Financial Context and Q1 Performance
This insider activity follows a period of varied financial reporting for Avis Budget Group. The company recently disclosed its first-quarter earnings for 2026, which presented a multifaceted financial picture. While the company reported revenue of $2.53 billion - exceeding the anticipated $2.43 billion - profitability metrics were more challenging. The reported loss per share stood at -8.01, a figure that was notably deeper than the forecasted loss of -7.14.
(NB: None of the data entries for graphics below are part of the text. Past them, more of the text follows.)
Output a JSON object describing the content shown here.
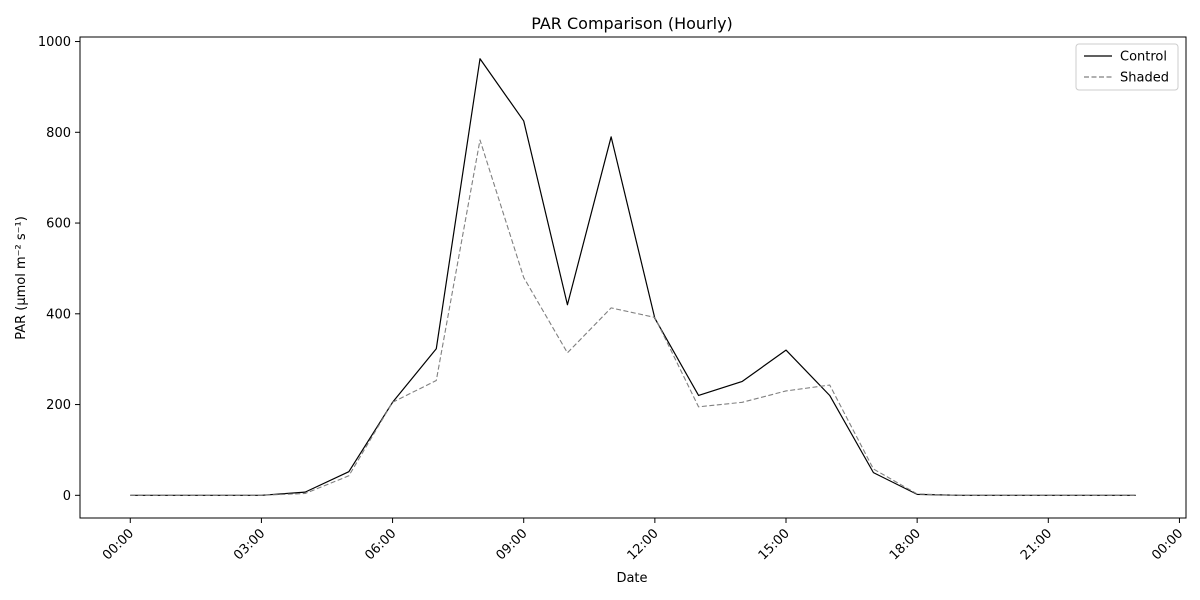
{
  "chart_data": {
    "type": "line",
    "title": "PAR Comparison (Hourly)",
    "xlabel": "Date",
    "ylabel": "PAR (µmol m⁻² s⁻¹)",
    "x": [
      "00:00",
      "01:00",
      "02:00",
      "03:00",
      "04:00",
      "05:00",
      "06:00",
      "07:00",
      "08:00",
      "09:00",
      "10:00",
      "11:00",
      "12:00",
      "13:00",
      "14:00",
      "15:00",
      "16:00",
      "17:00",
      "18:00",
      "19:00",
      "20:00",
      "21:00",
      "22:00",
      "23:00"
    ],
    "xticks": [
      "00:00",
      "03:00",
      "06:00",
      "09:00",
      "12:00",
      "15:00",
      "18:00",
      "21:00",
      "00:00"
    ],
    "xlim_hours": [
      -1.15,
      24.15
    ],
    "ylim": [
      -50,
      1010
    ],
    "yticks": [
      0,
      200,
      400,
      600,
      800,
      1000
    ],
    "grid": false,
    "legend_position": "top-right",
    "series": [
      {
        "name": "Control",
        "color": "#000000",
        "dash": "solid",
        "values": [
          0,
          0,
          0,
          0,
          7,
          52,
          205,
          323,
          962,
          825,
          420,
          790,
          390,
          220,
          251,
          320,
          220,
          50,
          2,
          0,
          0,
          0,
          0,
          0
        ]
      },
      {
        "name": "Shaded",
        "color": "#808080",
        "dash": "dashed",
        "values": [
          0,
          0,
          0,
          0,
          4,
          43,
          205,
          253,
          783,
          480,
          314,
          413,
          392,
          195,
          205,
          230,
          243,
          58,
          3,
          0,
          0,
          0,
          0,
          0
        ]
      }
    ]
  }
}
However, certain operational metrics showed improvement. The company's first-quarter adjusted EBITDA was negative $113 million, which actually outperformed expectations by approximately $50 million. Additionally, Avis Budget Group achieved its first quarter of positive pricing in the Americas since the conclusion of the fourth quarter of 2022.
Market Sentiment and External Pressures
The company faces scrutiny from analysts and investors alike. Goldman Sachs has maintained a Sell rating on the stock, setting a price target of $85.00 due to concerns regarding valuation. Despite these bearish indicators, some analysis suggests the stock may be undervalued at its current trading levels, noting its inclusion on lists for most undervalued equities.
Internal tensions have also surfaced. Avis Budget Group CEO Brian Choi has directed accusations toward major investor Pentwater Capital Management LP. Choi suggested that the firm's sale of 4.3 million shares triggered a significant decline in the stock price and stated that such actions might have violated SEC rules.